Ja, kulturelle Unterschiede spielen eine Rolle. Manche sprechen von „Ereignissen“, „Problemen“ oder „Situationen“. Wir lassen den lokalen Teams die Freiheit, ihre Begriffe zu wählen, achten aber darauf, wie diese Begriffe verwendet werden. Wichtig ist, dass wir ein gemeinsames Verständnis entwickeln.
Wie verändert sich Ihr Ansatz bei Krisen, die mehrere Standorte betreffen?
Krisenmanagement ist eine menschenzentrierte Aktivität. Bei Syngenta mit über 700 Standorten weltweit ist es entscheidend, dass unsere Prozesse einfach und anpassbar sind. Ein komplexes Handbuch mit 2.000 Seiten wäre nicht praktikabel. Stattdessen setzen wir auf ein einheitliches, leicht verständliches Modell, das kulturell flexibel ist.
Wie sieht dieses Modell konkret aus?
Wir nutzen das RACER-Modell – fünf einfache Schritte, die sich leicht merken und anwenden lassen:
- Report (Melden)
- Assess (Bewerten)
- Convene (Team zusammenstellen)
- Execute (Maßnahmen umsetzen)
- Resolve (Lösung herbeiführen)
Diese Struktur hilft uns, in Schulungen und Webinaren klare Botschaften zu vermitteln. Wichtig ist, dass die Inhalte relevant für den jeweiligen Standort sind. Ein Cyberangriff ist für ein Saatgutproduktionszentrum in Indien weniger relevant als extreme Wetterereignisse. Wir passen unsere Kommunikation entsprechend an.
Wie gehen Sie mit Krisenprävention um?
Prävention ist ein Dialog. Wir vermeiden starre Szenarien und setzen stattdessen auf Triggerpunkte – messbare Ereignisse, die anzeigen, ob sich eine Situation verschärft oder entspannt. Diese Triggerpunkte helfen uns, realistische Pläne zu entwickeln, die lokal akzeptiert und verstanden werden.
Ein Beispiel: Vor dem Einmarsch russischer Truppen in die Ukraine hatten wir Triggerpunkte definiert, die uns halfen, rechtzeitig Maßnahmen zu ergreifen – etwa die Evakuierung von Mitarbeitenden aus Kiew und Saporischschja. Diese Vorbereitung war entscheidend.

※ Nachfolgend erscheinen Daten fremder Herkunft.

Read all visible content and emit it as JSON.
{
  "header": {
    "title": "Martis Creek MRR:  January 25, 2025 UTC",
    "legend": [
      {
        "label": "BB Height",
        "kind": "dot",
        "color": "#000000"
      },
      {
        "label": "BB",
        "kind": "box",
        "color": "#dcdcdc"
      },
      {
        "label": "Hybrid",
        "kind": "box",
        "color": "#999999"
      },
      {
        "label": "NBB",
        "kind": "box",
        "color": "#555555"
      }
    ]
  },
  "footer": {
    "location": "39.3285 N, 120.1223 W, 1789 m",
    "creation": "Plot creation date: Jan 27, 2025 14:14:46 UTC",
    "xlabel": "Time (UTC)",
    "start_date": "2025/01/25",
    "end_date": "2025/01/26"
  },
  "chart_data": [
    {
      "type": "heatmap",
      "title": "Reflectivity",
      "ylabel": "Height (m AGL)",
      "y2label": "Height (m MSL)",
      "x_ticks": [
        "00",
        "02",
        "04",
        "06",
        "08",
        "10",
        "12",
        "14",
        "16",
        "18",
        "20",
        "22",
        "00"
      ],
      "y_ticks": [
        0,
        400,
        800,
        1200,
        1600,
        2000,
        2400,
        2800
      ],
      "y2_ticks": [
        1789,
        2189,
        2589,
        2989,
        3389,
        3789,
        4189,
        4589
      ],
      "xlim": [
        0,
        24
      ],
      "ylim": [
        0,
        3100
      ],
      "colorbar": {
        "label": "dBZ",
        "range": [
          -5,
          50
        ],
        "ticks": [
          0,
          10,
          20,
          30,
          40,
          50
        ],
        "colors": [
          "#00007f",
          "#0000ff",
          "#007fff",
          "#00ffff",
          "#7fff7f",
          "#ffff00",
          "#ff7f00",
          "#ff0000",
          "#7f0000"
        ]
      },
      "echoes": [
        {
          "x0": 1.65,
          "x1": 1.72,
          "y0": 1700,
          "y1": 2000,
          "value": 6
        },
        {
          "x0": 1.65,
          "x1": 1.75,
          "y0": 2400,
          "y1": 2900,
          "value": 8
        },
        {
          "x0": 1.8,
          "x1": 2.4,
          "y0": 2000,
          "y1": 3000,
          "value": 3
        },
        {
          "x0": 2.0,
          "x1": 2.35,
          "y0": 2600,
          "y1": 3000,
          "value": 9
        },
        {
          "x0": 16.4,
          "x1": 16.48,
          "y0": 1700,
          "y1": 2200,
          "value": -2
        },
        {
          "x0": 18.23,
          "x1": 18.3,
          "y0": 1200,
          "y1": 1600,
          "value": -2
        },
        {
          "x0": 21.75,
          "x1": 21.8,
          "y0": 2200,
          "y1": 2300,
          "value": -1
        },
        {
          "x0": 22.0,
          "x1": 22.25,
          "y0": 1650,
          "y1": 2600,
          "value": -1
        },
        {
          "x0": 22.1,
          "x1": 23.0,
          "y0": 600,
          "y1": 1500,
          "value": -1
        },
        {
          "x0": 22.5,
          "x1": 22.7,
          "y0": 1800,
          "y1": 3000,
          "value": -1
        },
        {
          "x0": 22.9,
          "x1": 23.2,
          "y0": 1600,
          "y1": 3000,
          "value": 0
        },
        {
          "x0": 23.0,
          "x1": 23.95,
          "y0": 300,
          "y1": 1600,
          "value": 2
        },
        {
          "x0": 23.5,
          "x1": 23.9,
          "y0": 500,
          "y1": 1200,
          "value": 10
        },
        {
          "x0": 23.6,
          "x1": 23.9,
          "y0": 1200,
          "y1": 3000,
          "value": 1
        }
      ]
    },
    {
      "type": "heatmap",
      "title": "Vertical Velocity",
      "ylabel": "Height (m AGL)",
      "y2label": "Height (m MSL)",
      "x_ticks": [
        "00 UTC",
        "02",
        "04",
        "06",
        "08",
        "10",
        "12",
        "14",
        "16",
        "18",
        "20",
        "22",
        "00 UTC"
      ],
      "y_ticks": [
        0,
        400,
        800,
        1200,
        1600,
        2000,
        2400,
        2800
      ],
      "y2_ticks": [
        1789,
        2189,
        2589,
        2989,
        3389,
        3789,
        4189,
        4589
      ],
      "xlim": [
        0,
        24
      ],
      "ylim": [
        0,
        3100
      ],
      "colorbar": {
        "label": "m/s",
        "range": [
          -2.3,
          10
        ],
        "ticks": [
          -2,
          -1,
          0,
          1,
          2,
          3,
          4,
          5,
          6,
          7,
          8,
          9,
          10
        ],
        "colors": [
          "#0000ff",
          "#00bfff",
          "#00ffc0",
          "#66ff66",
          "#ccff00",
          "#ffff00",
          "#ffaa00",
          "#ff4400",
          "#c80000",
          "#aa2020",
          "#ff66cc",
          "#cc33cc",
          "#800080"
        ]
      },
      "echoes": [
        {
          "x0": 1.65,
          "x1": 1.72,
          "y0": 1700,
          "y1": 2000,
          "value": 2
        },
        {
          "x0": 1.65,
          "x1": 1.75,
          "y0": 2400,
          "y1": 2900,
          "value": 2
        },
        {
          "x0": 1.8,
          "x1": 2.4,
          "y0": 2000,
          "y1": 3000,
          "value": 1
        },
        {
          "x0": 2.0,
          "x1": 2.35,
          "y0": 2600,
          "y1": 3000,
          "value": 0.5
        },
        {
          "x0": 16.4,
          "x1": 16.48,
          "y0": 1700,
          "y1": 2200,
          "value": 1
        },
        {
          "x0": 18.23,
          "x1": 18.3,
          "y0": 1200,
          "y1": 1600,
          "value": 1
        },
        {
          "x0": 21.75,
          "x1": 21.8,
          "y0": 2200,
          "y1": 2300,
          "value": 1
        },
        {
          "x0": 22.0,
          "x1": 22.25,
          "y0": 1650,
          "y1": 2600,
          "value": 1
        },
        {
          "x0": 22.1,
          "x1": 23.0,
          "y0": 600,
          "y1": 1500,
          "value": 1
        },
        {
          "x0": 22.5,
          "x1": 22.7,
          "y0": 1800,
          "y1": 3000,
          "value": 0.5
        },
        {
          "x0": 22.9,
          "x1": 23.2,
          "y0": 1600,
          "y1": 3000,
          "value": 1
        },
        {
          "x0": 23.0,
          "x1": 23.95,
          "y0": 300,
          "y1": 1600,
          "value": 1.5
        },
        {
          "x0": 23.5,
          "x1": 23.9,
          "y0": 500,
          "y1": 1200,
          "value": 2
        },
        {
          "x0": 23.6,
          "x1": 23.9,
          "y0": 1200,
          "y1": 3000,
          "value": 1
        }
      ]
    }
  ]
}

Wie schulen Sie Ihre Mitarbeitenden im Umgang mit Krisen?
Wir setzen auf risikobasierte, zielgerichtete Schulungen. Bei 60.000 Mitarbeitenden weltweit konzentrieren wir uns auf Hotspots – etwa 20 Regionen, die wir intensiv beobachten. Dort fördern wir gezielt das Bewusstsein für Risiken.
Unsere Trainings bestehen aus klassischen Tabletop-Übungen, bei denen realistische Szenarien durchgespielt werden. Zukünftig möchten wir diese Übungen digitalisieren und skalieren, etwa durch KI-gestützte Tools, die Teams autonom testen können – besonders wichtig für die ersten 60 Minuten einer Krise.
Wie oft finden diese Übungen statt?
Wir arbeiten mit dem Enterprise Risk Management zusammen, um die größten Risiken zu identifizieren. Die Szenarien werden gemeinsam mit den Fachbereichen entwickelt, um realitätsnah zu bleiben. Die Übungen finden regelmäßig statt – virtuell oder vor Ort – und sollen künftig durch intelligente Tools ergänzt werden.
Wie sehen Sie die Zukunft des Krisenmanagements?
Die Art der Krisen hat sich deutlich verändert. Geopolitische Spannungen, extreme Wetterereignisse und Cyberbedrohungen nehmen zu. Die Digitalisierung der Landwirtschaft bringt viele Vorteile, aber auch neue Risiken. Unsere Aufgabe ist es, flexibel zu bleiben, relevante Szenarien zu erkennen und unsere Teams bestmöglich vorzubereiten.